Happy Endings, Greater London
Currently a pop-up in Pavilion Bakery, east London, Happy Endings' soft-serve ice cream and ice cream sandwiches are also available at a few venues across the country, with a larger number in London.
It's queer-owned and founded by award-winning baker Terri Mercieca. As well as focussing on taste, it's also passionate about creating quality relationships with providers and having fun, whether that’s during the production process, or with the product itself. With products named ‘Monumintal’ and ‘The Naughty One’ and more, simply holding a tub of the soft-serve ice cream will leave you grinning from ear to ear. Best of all, the sweet, creamy ice cream delivers a nostalgic feeling – the raspberry ripple is one of our faves.
For more information about the pop-up and to find stockists, visit Happy Endings.
This relaxed, art deco restaurant has graced Old Compton Street since 1987, with its first venue (then called the Old Compton Café) joined later by a second site on Old Compton Street, followed by those in Shepherd's Bush, Stratford and Kensington. The Balan’s Soho site is at the heart of the area's queer community, growing alongside the scene that is now London’s best-known queer neighbourhood.

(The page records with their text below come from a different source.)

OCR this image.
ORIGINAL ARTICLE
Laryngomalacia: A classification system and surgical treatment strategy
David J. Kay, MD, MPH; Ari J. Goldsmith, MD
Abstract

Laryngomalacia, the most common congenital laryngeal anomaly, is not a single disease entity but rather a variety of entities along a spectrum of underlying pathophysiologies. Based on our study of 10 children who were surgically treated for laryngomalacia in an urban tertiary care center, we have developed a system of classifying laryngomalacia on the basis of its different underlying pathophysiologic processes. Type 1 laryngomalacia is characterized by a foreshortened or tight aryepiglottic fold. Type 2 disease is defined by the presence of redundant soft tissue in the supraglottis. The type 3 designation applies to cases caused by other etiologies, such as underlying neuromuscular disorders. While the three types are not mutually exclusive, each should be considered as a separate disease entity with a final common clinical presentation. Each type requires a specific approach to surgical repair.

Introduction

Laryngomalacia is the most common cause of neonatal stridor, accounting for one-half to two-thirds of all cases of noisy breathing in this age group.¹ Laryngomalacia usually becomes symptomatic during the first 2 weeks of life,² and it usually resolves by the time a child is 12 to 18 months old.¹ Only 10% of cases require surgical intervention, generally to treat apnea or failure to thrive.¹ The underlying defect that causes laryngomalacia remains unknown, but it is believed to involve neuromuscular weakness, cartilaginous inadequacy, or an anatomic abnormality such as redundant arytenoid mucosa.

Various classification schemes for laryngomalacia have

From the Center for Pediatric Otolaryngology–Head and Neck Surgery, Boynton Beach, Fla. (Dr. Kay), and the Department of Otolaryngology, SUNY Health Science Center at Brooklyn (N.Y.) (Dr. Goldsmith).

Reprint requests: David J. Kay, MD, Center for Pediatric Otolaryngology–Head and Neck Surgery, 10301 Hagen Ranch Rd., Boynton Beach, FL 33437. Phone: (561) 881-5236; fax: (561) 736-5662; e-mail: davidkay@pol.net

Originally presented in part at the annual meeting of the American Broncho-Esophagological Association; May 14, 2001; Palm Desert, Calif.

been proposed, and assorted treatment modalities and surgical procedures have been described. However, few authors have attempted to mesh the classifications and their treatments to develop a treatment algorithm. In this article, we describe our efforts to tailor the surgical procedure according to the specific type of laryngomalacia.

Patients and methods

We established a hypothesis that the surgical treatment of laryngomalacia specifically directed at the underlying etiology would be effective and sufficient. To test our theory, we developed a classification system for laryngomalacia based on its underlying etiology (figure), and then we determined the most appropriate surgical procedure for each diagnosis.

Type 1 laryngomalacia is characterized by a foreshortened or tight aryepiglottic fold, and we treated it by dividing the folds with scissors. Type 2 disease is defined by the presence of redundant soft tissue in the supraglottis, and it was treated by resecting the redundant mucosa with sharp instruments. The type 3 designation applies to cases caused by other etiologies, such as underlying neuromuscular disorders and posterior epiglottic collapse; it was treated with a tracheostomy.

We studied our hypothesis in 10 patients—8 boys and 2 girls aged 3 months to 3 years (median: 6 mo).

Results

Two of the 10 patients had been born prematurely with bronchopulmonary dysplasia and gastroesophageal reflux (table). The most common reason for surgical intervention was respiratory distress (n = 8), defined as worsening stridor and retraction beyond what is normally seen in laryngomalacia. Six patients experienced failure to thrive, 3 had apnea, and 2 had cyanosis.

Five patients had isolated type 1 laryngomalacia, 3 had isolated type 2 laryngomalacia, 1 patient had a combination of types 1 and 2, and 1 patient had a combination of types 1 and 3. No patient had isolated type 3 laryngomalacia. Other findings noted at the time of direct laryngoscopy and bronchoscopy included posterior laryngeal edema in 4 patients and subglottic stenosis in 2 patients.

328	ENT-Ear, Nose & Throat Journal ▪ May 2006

Balans' menu is modern British with a global influence, but it's famed for its breakfasts (served at any time of day, of course). Once dinner is over, expect to party late into the night, the next morning or potentially over the course of the entire weekend (on the few occasions throughout the year when it doesn’t close for three days).

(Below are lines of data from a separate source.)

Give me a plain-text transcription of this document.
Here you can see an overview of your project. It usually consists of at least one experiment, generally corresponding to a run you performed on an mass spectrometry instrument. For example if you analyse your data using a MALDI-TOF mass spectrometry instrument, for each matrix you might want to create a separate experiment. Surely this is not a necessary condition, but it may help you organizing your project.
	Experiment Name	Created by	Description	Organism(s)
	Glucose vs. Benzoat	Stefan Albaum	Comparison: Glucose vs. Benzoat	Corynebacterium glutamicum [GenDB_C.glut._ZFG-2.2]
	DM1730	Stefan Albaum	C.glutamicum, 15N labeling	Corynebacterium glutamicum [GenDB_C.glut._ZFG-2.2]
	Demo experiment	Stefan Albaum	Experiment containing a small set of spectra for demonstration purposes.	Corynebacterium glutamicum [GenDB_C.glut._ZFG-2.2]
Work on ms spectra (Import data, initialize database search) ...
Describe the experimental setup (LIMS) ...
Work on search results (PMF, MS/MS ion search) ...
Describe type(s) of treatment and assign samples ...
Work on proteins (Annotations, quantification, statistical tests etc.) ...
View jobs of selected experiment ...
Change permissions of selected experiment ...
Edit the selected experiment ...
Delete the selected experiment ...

Don’t just take our word for it, though: even queer icon Lady Gaga has been pictured leaving Balans after a late-night rendezvous.
The Common Press (The Glass House), Bethnal Green
Established in 2019 as The Glass House, Bethnal Green in east London is now home to a brand-new venue, The Common Press. Emerging as a beacon of artistic expression and communal solace in the heart of Shoreditch, The Common Press acts is a multidisciplinary space and queer arts venue, hosting a community hub, café, podcast studio and events space.

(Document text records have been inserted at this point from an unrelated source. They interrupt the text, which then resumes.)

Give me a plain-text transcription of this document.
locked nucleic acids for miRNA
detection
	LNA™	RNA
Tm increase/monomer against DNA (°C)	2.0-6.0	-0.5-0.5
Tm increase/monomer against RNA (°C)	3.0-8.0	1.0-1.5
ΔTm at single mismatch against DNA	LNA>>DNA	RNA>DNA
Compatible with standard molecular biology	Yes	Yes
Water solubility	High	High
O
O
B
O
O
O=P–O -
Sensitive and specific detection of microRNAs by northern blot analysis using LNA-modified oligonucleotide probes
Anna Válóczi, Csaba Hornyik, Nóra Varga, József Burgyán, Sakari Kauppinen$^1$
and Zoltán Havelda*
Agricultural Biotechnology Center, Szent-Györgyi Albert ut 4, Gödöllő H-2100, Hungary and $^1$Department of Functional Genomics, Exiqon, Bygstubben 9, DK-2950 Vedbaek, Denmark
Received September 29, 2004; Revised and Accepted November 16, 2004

The Common Press offers a triad of spaces: Common Counter, the welcoming local bar dedicated to catering to the queer community; The Common Press, a consciously inclusive bookshop and café that celebrates the literary brilliance of queer individuals and people of colour; and The Commons, a versatile and exquisitely outfitted events area – the perfect canvas for a kaleidoscope of gatherings, from contemporary dance performances to captivating workshops and parties.
Keep your eyes peeled, as The Common Press is soon launching a queer co-working space at The Glass House. We’ll be taking our meetings there from now on.
Ottolenghi, Greater London
One of London’s best-loved food spots, Ottolenghi is also available for delivery nationwide. In both the deli and restaurants, customers love the colourful dishes that have foundations in Middle Eastern and Mediterranean cuisines. Although there are many venues, they’re not all the same. The newest addition, Rovi, is known for its experimentation with fermented food and cooking over open fire. At an Ottolenghi deli, you can choose your food from the counter or try something off the menu. A warning though: it's a bit like choosing between your favourite Kylie bangers – not an easy decision.
Ottolenghi was started by Yotam Ottolenghi and Sami Tamimi, both gay men who have championed gay rights. Yotam has since become a well-loved TV chef and food columnist who has spoken openly about his journey to becoming a gay father. The Ottolenghi Test Kitchen team has also become known for their OTK series of cookbooks.
On Soho’s Broadwick Street you’ll find Mediterranean-style restaurant Miznon. Under the visionary guidance of celebrity chef Eyal Shani, this cult-classic eatery is known for its delectable Israeli creations, accompanied by an equally spirited selection of beverages.
Famed for dishes such as their original roasted whole cauliflower, succulent lamb kebabs and filled pitas with ‘Guinness blood’, Minzon brings the vibrant flavours of Tel Aviv to London.
This year for London Pride, Minzon teamed up with the iconic queer Jewish party, Buttmitzvah for a pickle-flavoured Pride party, including drag queens, DJs, klezmer music, chair-lifting, classic round-and-round spiralised dancing, and of course, lots of pita bread and hummus.